These threads will give you plenty of reading material to help spice up your dynasty through a variety of ways.
The Game Outside of the Game
Dynasty House Rules Ideas
Making dynasty feel more organic
The "why I love NCAA 14 three years later" thread
I personally really enjoy the recruiting and schematic aspects of college football so I love having house rules for recruiting and I love making house rules for my playbook that help make my team get a true identity that has its own strengths and weaknesses.
For recruiting I do actually allow myself to scout recruits unlike many here do at this point, but the house rules I have set in place help counter my ability to scout.
- My commitment # is a "+1 rule". I look at how many players are graduating and only sign that many +1. No more. If I have 12 seniors I can sign 13 players.
- I create a full recruiting board in the preseason and that board cannot change. I can scout these recruits, but if all 4 HB's I have on my board are duds after scouting then I am SOL. Do I take on to have a body that class and hope they develop or do I skip out on a back that class and deal with potential depth issues.
- I only recruit players that have me inside of their top 10 or are in a pipeline state.
- I never convince anyone to return to school.
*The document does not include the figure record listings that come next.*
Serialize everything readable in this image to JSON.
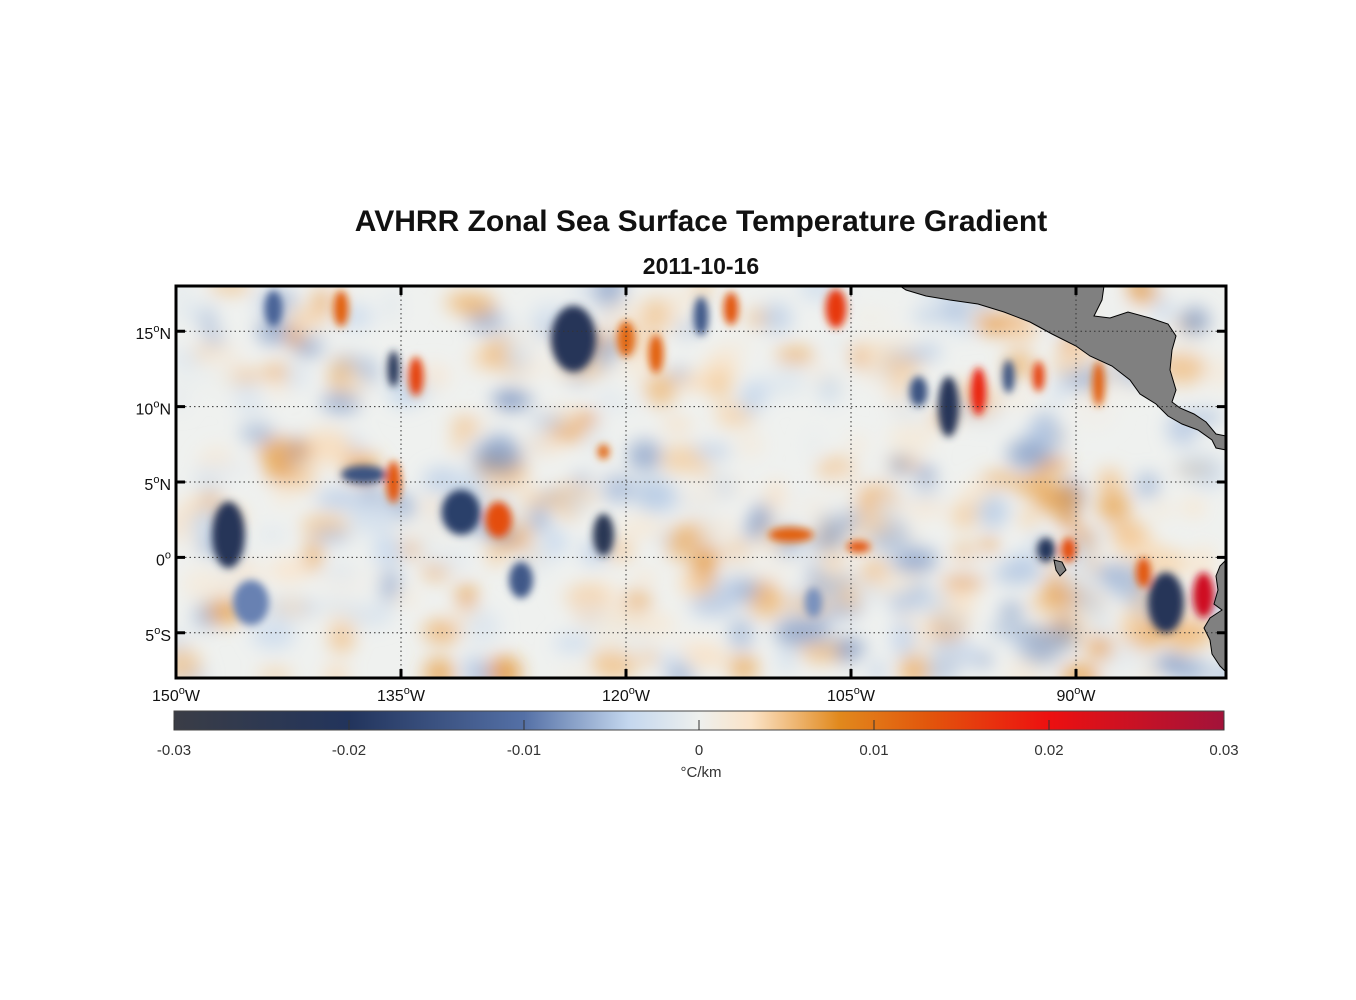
{
  "title": "AVHRR Zonal Sea Surface Temperature Gradient",
  "subtitle": "2011-10-16",
  "map": {
    "lon_range": [
      -150,
      -80
    ],
    "lat_range": [
      -8,
      18
    ],
    "lon_ticks": [
      {
        "value": -150,
        "label_num": "150",
        "label_hem": "W"
      },
      {
        "value": -135,
        "label_num": "135",
        "label_hem": "W"
      },
      {
        "value": -120,
        "label_num": "120",
        "label_hem": "W"
      },
      {
        "value": -105,
        "label_num": "105",
        "label_hem": "W"
      },
      {
        "value": -90,
        "label_num": "90",
        "label_hem": "W"
      }
    ],
    "lat_ticks": [
      {
        "value": 15,
        "label_num": "15",
        "label_hem": "N"
      },
      {
        "value": 10,
        "label_num": "10",
        "label_hem": "N"
      },
      {
        "value": 5,
        "label_num": "5",
        "label_hem": "N"
      },
      {
        "value": 0,
        "label_num": "0",
        "label_hem": ""
      },
      {
        "value": -5,
        "label_num": "5",
        "label_hem": "S"
      }
    ],
    "grid": "dotted",
    "land_color": "#808080",
    "blobs": [
      {
        "lon": -146.5,
        "lat": 1.5,
        "sx": 1.1,
        "sy": 2.2,
        "v": -0.022
      },
      {
        "lon": -143.5,
        "lat": 16.5,
        "sx": 0.6,
        "sy": 1.2,
        "v": -0.012
      },
      {
        "lon": -139,
        "lat": 16.5,
        "sx": 0.5,
        "sy": 1.2,
        "v": 0.012
      },
      {
        "lon": -135.5,
        "lat": 12.5,
        "sx": 0.4,
        "sy": 1.2,
        "v": -0.022
      },
      {
        "lon": -134,
        "lat": 12,
        "sx": 0.5,
        "sy": 1.3,
        "v": 0.015
      },
      {
        "lon": -137.5,
        "lat": 5.5,
        "sx": 1.5,
        "sy": 0.6,
        "v": -0.015
      },
      {
        "lon": -135.5,
        "lat": 5,
        "sx": 0.5,
        "sy": 1.4,
        "v": 0.013
      },
      {
        "lon": -145,
        "lat": -3,
        "sx": 1.2,
        "sy": 1.5,
        "v": -0.009
      },
      {
        "lon": -131,
        "lat": 3,
        "sx": 1.3,
        "sy": 1.5,
        "v": -0.018
      },
      {
        "lon": -128.5,
        "lat": 2.5,
        "sx": 0.9,
        "sy": 1.2,
        "v": 0.014
      },
      {
        "lon": -127,
        "lat": -1.5,
        "sx": 0.8,
        "sy": 1.2,
        "v": -0.014
      },
      {
        "lon": -123.5,
        "lat": 14.5,
        "sx": 1.5,
        "sy": 2.2,
        "v": -0.022
      },
      {
        "lon": -121.5,
        "lat": 1.5,
        "sx": 0.7,
        "sy": 1.4,
        "v": -0.023
      },
      {
        "lon": -120,
        "lat": 14.5,
        "sx": 0.6,
        "sy": 1.2,
        "v": 0.011
      },
      {
        "lon": -118,
        "lat": 13.5,
        "sx": 0.5,
        "sy": 1.3,
        "v": 0.012
      },
      {
        "lon": -115,
        "lat": 16,
        "sx": 0.5,
        "sy": 1.3,
        "v": -0.014
      },
      {
        "lon": -113,
        "lat": 16.5,
        "sx": 0.5,
        "sy": 1.1,
        "v": 0.013
      },
      {
        "lon": -109,
        "lat": 1.5,
        "sx": 1.5,
        "sy": 0.5,
        "v": 0.012
      },
      {
        "lon": -106,
        "lat": 16.5,
        "sx": 0.7,
        "sy": 1.3,
        "v": 0.016
      },
      {
        "lon": -104.5,
        "lat": 0.7,
        "sx": 0.8,
        "sy": 0.4,
        "v": 0.013
      },
      {
        "lon": -100.5,
        "lat": 11,
        "sx": 0.6,
        "sy": 1.0,
        "v": -0.015
      },
      {
        "lon": -98.5,
        "lat": 10,
        "sx": 0.7,
        "sy": 2.0,
        "v": -0.022
      },
      {
        "lon": -96.5,
        "lat": 11,
        "sx": 0.5,
        "sy": 1.6,
        "v": 0.018
      },
      {
        "lon": -94.5,
        "lat": 12,
        "sx": 0.4,
        "sy": 1.1,
        "v": -0.015
      },
      {
        "lon": -92.5,
        "lat": 12,
        "sx": 0.4,
        "sy": 1.0,
        "v": 0.015
      },
      {
        "lon": -88.5,
        "lat": 11.5,
        "sx": 0.4,
        "sy": 1.5,
        "v": 0.012
      },
      {
        "lon": -92,
        "lat": 0.5,
        "sx": 0.6,
        "sy": 0.8,
        "v": -0.02
      },
      {
        "lon": -90.5,
        "lat": 0.5,
        "sx": 0.5,
        "sy": 0.8,
        "v": 0.014
      },
      {
        "lon": -84,
        "lat": -3,
        "sx": 1.2,
        "sy": 2.0,
        "v": -0.022
      },
      {
        "lon": -81.5,
        "lat": -2.5,
        "sx": 0.7,
        "sy": 1.5,
        "v": 0.024
      },
      {
        "lon": -85.5,
        "lat": -1,
        "sx": 0.5,
        "sy": 1.0,
        "v": 0.013
      },
      {
        "lon": -107.5,
        "lat": -3,
        "sx": 0.6,
        "sy": 1.0,
        "v": -0.008
      },
      {
        "lon": -121.5,
        "lat": 7,
        "sx": 0.4,
        "sy": 0.5,
        "v": 0.011
      }
    ]
  },
  "colorbar": {
    "range": [
      -0.03,
      0.03
    ],
    "tick_labels": [
      "-0.03",
      "-0.02",
      "-0.01",
      "0",
      "0.01",
      "0.02",
      "0.03"
    ],
    "label": "°C/km",
    "stops": [
      {
        "v": -0.03,
        "color": "#3a3d46"
      },
      {
        "v": -0.02,
        "color": "#22345c"
      },
      {
        "v": -0.01,
        "color": "#5470a6"
      },
      {
        "v": -0.004,
        "color": "#c4d7ee"
      },
      {
        "v": 0.0,
        "color": "#eef0ee"
      },
      {
        "v": 0.003,
        "color": "#fbe3c7"
      },
      {
        "v": 0.008,
        "color": "#e1891d"
      },
      {
        "v": 0.013,
        "color": "#e2570c"
      },
      {
        "v": 0.02,
        "color": "#ed1010"
      },
      {
        "v": 0.03,
        "color": "#a2133a"
      }
    ]
  }
}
For the schematic side of things I will
- Limit my playbook size. Usually around 110 plays at most on both sides of the ball.
- Limit the size of my playbook substantially when at a school for the first time or starting a young QB or even defense. You can't just go to a new school and expect your scheme to be fully implemented game 1. The same can be said about starting a true freshman. I may go into a game with only 60 plays to choose from.
- Do anything you can to limit money plays. With J-Kits sliders some of the plays that I used to never run due to their success rate are now more realistic. Read options can still be too powerful as are offset running plays from the gun. What I do is only allow myself to call those plays once per drive and never inside the opposing 25 yard line.
These rules allow me to really have fun building a team, building a scheme, and having a healthy challenge inside of dynasty mode. I absolutely love being at a school and having like an 80 play playbook as I implement my scheme. I pick up on my own tendencies as a play caller and start to actually have a realistic list of plays for each scenario. My team takes on an identity and there are actual areas I simply don't have the plays to succeed with. I remember one dynasty I was at a smaller school as a HC and my offensive playbook was around 50 something plays as I was starting my QB I recruited as a true freshman. I wanted to be a running team so my playbook was run heavy. Well, I got behind in game 1 and did not have too many plays to choose from to really gain yards through the air as I attempted my come back. It felt like I was actually struggling in an organic way as my team just wasn't fit to air it out. I had to rely on the same few plays that were no having too much success as they were in there more as wrinkles.
I also love watching a defensive playbook grow as the year goes on. Games 1, 2, and maybe even 3 are nothing but base coverages, but as my playbook grows I start to get more exotic blitzes and coverages in the book and it's so fun to see how my success goes up or down as I start implementing new things into the gameplan.
I really do just love limiting the playbooks and analyzing the identity my teams take on. I love analyzing an opposing teams roster and adding plays to the playbook based off that some weeks. I love getting bye weeks before a big game and adding a new package into the playbook and then seeing if it works in game. I remember adding the wildcat to my playbook eventually at UMass and when I ran it for the first time I was genuinely excited. I also remember struggling in power running situations so I adopted the Maryland-I. I didn't work. I felt like I wasted a whole week or two's worth of prep implementing a failure. The next season I knew that it would really hurt my team if I couldn't pick up 3 yards when I absolutely needed to on the ground. I made it a priority to find success and I ended up adjusting my playbook with some more rules in place(you can't just completely change it year to year and only follow the play count limit, keep it realistic). I headed into the new year scrapping the Maryland-I and adding in some flexbone principles in its place. It was definitely more successful, but was nowhere near a guarantee like it was a money formation. Just seeing the growth that addition to the playbook allowed my team made it feel so rewarding after I struggled an entire season in those situations. I was able to actually feel like I was a coaching genius for a second in my own little world.
One more little thing I loved in that UMass dynasty. My team had a pretty weak pass blocking OL for a few years. I would max protect, use quick passes, and the sorts to help, but they weren't enough and I needed something new to find success in certain scenarios, especially the red zone. I added about 5 or 6 plays that were designed roll outs and they instantly boosted my offense. No more 3rd downs where I got hit before the play developed. No more games where I was 3 for 4 in the red zone with only 13 points to show for it. I was able to find more consistency moving the pocket. The plays didn't work every time, but they were definitely an addition that benefited the team. Between that and the flexbone scenario, that was the most fun I've ever had in a dynasty from an X's and O's standpoint.